The occurrence and development of depression are closely associated with neuroinflammation (Beurel et al., 2020; Cao et al., 2021; Guo et al., 2023; Wang et al., 2022; Zhang et al., 2018). Administration of an aluminum chloride solution to rats resulted in depression and upregulated the expression of TNF-α and IL-1β in the hippocampus (Zhang et al., 2020). Minocycline inhibits microglial polarization. Subcutaneous injection of lipopolysaccharide (LPS) into newborn male mice resulted in depression- and anxiety-like behaviors in adulthood, and upregulated TNF-α and IL-1β expression in the hippocampus; however, these effects were reversed by oral administration of minocycline solution, suggesting that early immune activation-mediated neuroinflammation led to depression (Majidi et al., 2016). Compared with traumatic brain injury (TBI) alone, establishing a TBI model after intraperitoneal injection of LPS increased depressive-like behavior and upregulated the expression of TNF-α and IL-1β messenger RNA in the brain (Fenn et al., 2014). Knockout of microglial glutaminase 1 significantly reduced IL-1β, IL-6, and TNF-α expression in the prefrontal cortex and significantly reduced the immobility time of mice in the forced swimming test (FST) induced by LPS, indicating that neuroinflammation was associated with depressive behavior (Ji et al., 2022). Berberine reduced corticosterone-induced depression-like behavior in mice by inhibiting NOD-like receptor protein 3 signaling pathway-mediated neuroinflammation (Qin et al., 2023). Intraperitoneal injection of LPS induced depression and upregulated the expression of IL-6 and TNF-α in the hippocampus (Li et al., 2021).

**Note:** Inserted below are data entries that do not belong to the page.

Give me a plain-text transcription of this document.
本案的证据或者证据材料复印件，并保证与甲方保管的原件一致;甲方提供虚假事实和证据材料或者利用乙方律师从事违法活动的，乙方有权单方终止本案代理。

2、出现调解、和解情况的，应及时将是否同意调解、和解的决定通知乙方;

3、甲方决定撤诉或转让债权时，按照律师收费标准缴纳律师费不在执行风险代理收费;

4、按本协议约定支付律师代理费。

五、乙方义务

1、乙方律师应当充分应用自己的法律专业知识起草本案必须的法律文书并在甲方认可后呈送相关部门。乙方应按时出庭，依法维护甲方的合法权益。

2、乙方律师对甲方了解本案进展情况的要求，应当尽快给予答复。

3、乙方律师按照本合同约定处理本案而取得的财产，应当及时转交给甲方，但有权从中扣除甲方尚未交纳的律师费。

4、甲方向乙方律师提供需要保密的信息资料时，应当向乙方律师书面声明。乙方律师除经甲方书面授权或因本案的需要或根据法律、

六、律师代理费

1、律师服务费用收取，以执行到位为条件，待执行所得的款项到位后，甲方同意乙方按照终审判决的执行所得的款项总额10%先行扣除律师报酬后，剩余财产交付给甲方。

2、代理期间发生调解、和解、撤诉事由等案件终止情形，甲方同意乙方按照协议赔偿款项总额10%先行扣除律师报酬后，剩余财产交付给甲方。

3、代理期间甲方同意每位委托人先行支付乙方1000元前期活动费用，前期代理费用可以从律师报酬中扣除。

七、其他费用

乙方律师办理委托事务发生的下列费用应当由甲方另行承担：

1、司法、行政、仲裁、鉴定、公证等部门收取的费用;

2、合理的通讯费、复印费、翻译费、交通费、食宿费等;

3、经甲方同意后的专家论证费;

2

Histone methylation is also associated with inflammatory diseases (Li et al., 2022; Lin et al., 2022; Wang et al., 2020). Protein arginine methyltransferase (PRMT) 2 is a type I PRMT enzyme that catalyzes the production of asymmetric dimethylarginine (ADMA) (Cura and Cavarelli, 2021). Studies have reported that PRMT2 regulates the inflammatory response (Vhuiyan et al., 2017; Zhu et al., 2021). Knockdown of PRMT2 upregulated the expression of IL-6 and TNF-α in mouse lungs (Dalloneau et al., 2011). Knockout of PRMT2 in mouse embryo fibroblasts activated nuclear factor-κB (NF-κB), suggesting that PRMT2 inhibits the activity of NF-κB (Ganesh et al., 2006). Angiotensin II (AngII) significantly upregulated the expression of IL-6 and IL-1β in vascular smooth muscle cells; however, the overexpression of PRMT2 reversed the production of pro-inflammatory factors induced by AngII (Zeng et al., 2018). LPS induces macrophages to release the pro-inflammatory factor IL-6, and knockout PRMT2 of in macrophages significantly upregulates the expression of IL-6 induced by LPS, indicating that PRMT2 has anti-inflammatory effects (Vurusaner et al., 2022). Arg 1 is a marker of M2 polarization in macrophages. IL-4 treatment upregulates the expression of arginase 1 (Arg1) in macrophages, and PRMT2 knockout in macrophages significantly reduces the expression of Arg1 induced by IL-4, indicating that PRMT2 promotes M2 polarization in macrophages (Vurusaner et al., 2022). PRMT2 increased interferon (IFN) -β expression through activation of toll-like receptor signaling (Wang et al., 2021b). In summary, PRMT2 exerts anti-inflammatory effects. Notably, a previous study predicted that PRMT2 may be associated with the occurrence and development of depression (Orru et al., 2019), and our experimental results have validated this hypothesis. PRMT2 overexpression in the hippocampus exerts anti-neuroinflammatory effects and promotes the conversion of microglia from the pro-inflammatory M1 to anti-inflammatory M2 type, facilitating the restoration of a normal inflammatory state in the hippocampus. Combined with the detection of depressive behavior, our results demonstrate that PRMT2 overexpression may be used to prevent or treat depression through an anti-neuroinflammatory mechanism.